A/B testing models in production. Want to know if Claude produces better results than GPT-4o for your specific use case? Route 10% of traffic to one, 90% to the other, and compare outputs. The gateway makes this a config change, not a code change.

The Code Is Almost Boring

Here's the Python SDK in action. Same interface, different models:

import litellm
 
# Call OpenAI
response = litellm.completion(
    model="gpt-4o",
    messages=[{"role": "user", "content": "Summarize this product description."}],
    max_tokens=256,
)
print(response.choices[0].message.content)
 
# Call Anthropic -- same interface
response = litellm.completion(
    model="anthropic/claude-sonnet-4-20250514",
    messages=[{"role": "user", "content": "Summarize this product description."}],
    max_tokens=256,
)
print(response.choices[0].message.content)
 
# Call your self-hosted model -- still the same interface
response = litellm.completion(
    model="ollama/llama3.2",
    messages=[{"role": "user", "content": "Summarize this product description."}],
    api_base="http://localhost:11434",
    max_tokens=256,
)
print(response.choices[0].message.content)

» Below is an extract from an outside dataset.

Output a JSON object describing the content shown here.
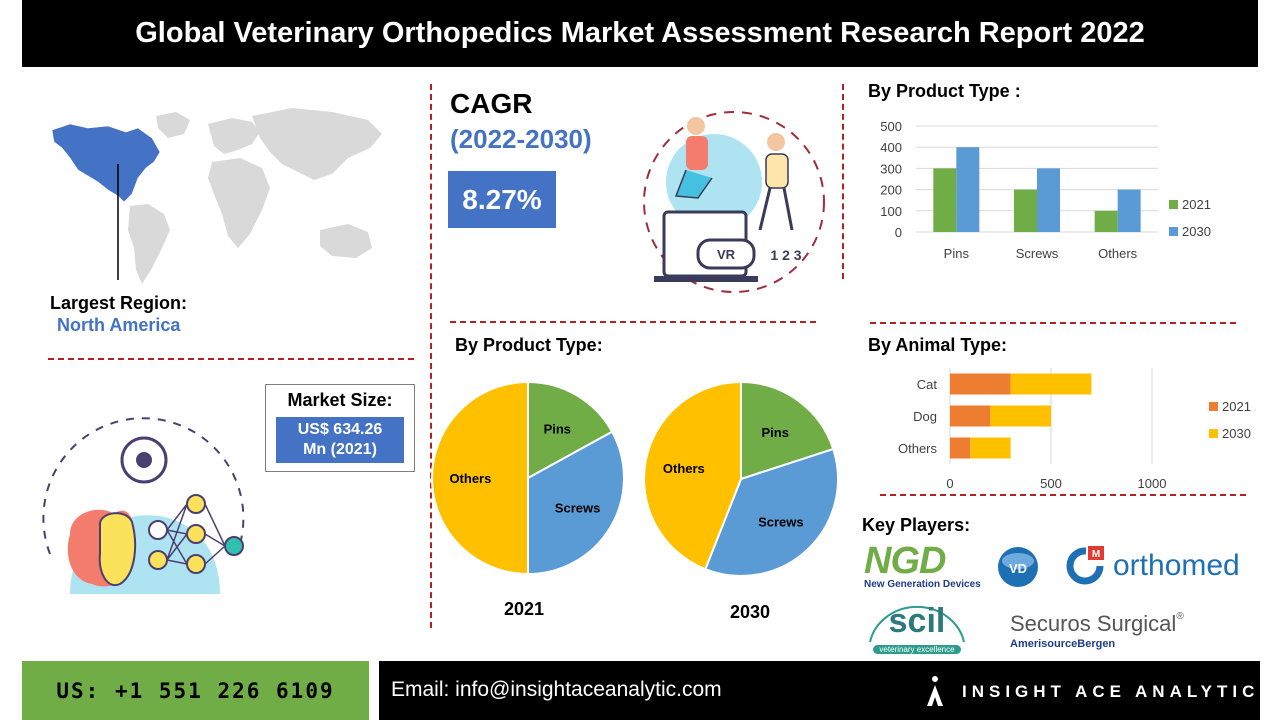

Three different providers. Three different underlying APIs. One interface. The response object is identical across all three. Your application code doesn't know or care which model answered.

If you're using the proxy mode, it's even simpler. Just point the standard OpenAI SDK at your gateway URL:

from openai import OpenAI
 
client = OpenAI(
    api_key="sk-your-virtual-key",
    base_url="http://localhost:4000",
)
 
response = client.chat.completions.create(
    model="best-available",
    messages=[{"role": "user", "content": "Summarize this product description."}],
)

Your existing OpenAI code works without modification. You just change the base URL and the key.

The Bottom Line

The LLM gateway is becoming as standard as the API gateway was five years ago. If you're building anything serious with LLMs -- especially if your team uses more than one provider -- running a gateway isn't optional anymore. It's infrastructure.

LiteLLM isn't the only option. There's also Portkey, Helicone, and a few others. But LiteLLM is open-source, self-hostable, and the community is moving fast. For most teams, it's the right starting point.

Stop writing provider-specific integration code. Put a gateway in front of your models, and spend your time on the parts of the system that actually differentiate your product.